Wagner hat beinahe entdeckt, welche Magie selbst noch mit einer aufgelösten und gleichsam elementarisch gemachten Musik ausgeübt werden kann. Sein Bewusstsein davon geht bis in's Unheimliche, wie sein Instinkt, die höhere Gesetzlichkeit, den Stil gar nicht nöthig zu haben. Das Elementarische genügt — Klang, Bewegung, Farbe, kurz die Sinnlichkeit der Musik. Wagner rechnet nie als Musiker, von irgend einem Musiker-Gewissen aus: er will die Wirkung, er will Nichts als die Wirkung.

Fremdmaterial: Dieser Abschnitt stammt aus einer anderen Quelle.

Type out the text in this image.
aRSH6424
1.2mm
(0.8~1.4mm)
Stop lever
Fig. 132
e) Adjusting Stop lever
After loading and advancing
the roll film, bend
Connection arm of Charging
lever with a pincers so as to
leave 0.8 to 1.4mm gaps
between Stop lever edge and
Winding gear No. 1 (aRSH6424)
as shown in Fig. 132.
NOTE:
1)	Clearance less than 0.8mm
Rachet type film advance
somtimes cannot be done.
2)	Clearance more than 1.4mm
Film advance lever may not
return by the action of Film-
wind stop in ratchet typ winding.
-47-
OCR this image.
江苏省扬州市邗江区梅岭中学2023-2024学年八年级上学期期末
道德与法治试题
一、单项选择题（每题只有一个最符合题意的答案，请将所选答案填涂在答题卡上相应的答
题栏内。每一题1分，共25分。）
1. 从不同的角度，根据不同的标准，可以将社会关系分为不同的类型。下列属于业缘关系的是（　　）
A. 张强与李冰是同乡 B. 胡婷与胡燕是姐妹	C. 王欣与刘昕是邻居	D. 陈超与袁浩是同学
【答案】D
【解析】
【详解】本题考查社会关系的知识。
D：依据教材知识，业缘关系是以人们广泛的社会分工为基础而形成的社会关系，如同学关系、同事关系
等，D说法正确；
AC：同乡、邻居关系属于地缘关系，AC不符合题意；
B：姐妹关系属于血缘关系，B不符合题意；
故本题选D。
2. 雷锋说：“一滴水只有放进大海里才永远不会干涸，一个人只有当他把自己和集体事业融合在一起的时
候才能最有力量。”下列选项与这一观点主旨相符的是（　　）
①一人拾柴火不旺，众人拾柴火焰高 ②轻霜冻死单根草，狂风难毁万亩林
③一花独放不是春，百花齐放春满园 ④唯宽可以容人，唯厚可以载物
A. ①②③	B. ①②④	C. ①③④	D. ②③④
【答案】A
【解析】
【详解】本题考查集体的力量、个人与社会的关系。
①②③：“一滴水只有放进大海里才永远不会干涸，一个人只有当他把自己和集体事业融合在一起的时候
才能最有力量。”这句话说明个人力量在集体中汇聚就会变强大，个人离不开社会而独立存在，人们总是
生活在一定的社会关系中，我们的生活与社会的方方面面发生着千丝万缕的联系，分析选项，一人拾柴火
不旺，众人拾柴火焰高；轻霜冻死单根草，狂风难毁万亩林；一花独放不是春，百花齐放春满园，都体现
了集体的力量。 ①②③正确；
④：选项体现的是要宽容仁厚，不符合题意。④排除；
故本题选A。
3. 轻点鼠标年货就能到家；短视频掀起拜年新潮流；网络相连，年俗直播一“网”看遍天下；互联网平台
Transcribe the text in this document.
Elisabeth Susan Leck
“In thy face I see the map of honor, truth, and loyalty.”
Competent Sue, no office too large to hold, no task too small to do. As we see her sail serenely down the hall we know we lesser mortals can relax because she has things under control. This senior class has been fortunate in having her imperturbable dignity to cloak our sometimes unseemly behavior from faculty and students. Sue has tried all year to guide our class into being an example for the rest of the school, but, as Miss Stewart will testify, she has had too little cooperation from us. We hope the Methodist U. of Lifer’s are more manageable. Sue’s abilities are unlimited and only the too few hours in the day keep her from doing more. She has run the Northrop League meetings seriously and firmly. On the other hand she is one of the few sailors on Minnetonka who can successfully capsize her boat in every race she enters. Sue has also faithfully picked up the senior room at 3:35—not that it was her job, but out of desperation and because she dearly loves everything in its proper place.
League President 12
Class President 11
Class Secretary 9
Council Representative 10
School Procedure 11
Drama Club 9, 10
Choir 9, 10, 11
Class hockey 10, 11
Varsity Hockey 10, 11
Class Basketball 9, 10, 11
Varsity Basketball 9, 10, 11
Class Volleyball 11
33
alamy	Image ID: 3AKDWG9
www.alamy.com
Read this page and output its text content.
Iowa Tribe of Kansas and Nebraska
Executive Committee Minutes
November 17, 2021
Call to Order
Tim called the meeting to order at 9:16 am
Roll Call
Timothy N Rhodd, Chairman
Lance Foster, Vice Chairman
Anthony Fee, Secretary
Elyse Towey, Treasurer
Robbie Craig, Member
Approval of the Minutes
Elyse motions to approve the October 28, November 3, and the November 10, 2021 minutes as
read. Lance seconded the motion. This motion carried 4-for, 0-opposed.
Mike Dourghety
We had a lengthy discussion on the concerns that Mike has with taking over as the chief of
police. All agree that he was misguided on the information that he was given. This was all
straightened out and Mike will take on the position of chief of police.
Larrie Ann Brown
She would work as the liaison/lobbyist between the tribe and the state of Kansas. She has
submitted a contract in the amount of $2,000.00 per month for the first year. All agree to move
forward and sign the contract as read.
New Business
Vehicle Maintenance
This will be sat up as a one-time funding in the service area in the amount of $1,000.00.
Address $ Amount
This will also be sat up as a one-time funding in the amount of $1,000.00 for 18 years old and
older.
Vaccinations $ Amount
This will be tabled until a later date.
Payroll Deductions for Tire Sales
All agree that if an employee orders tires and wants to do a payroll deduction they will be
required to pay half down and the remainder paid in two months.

Und er kennt das, worauf er zu wirken hat! — Er hat darin die Unbedenklichkeit, die Schiller hatte, die jeder Theatermensch hat, er hat auch dessen Verachtung der Welt, die er sich zu Füssen legt!… Man ist Schauspieler damit, dass man Eine Einsicht vor dem Rest der Menschen voraus hat: was als wahr wirken soll, darf nicht wahr sein. Der Satz ist von Talma formulirt: er enthält die ganze Psychologie des Schauspielers, er enthält — zweifeln wir nicht daran! — auch dessen Moral. Wagner's Musik ist niemals wahr.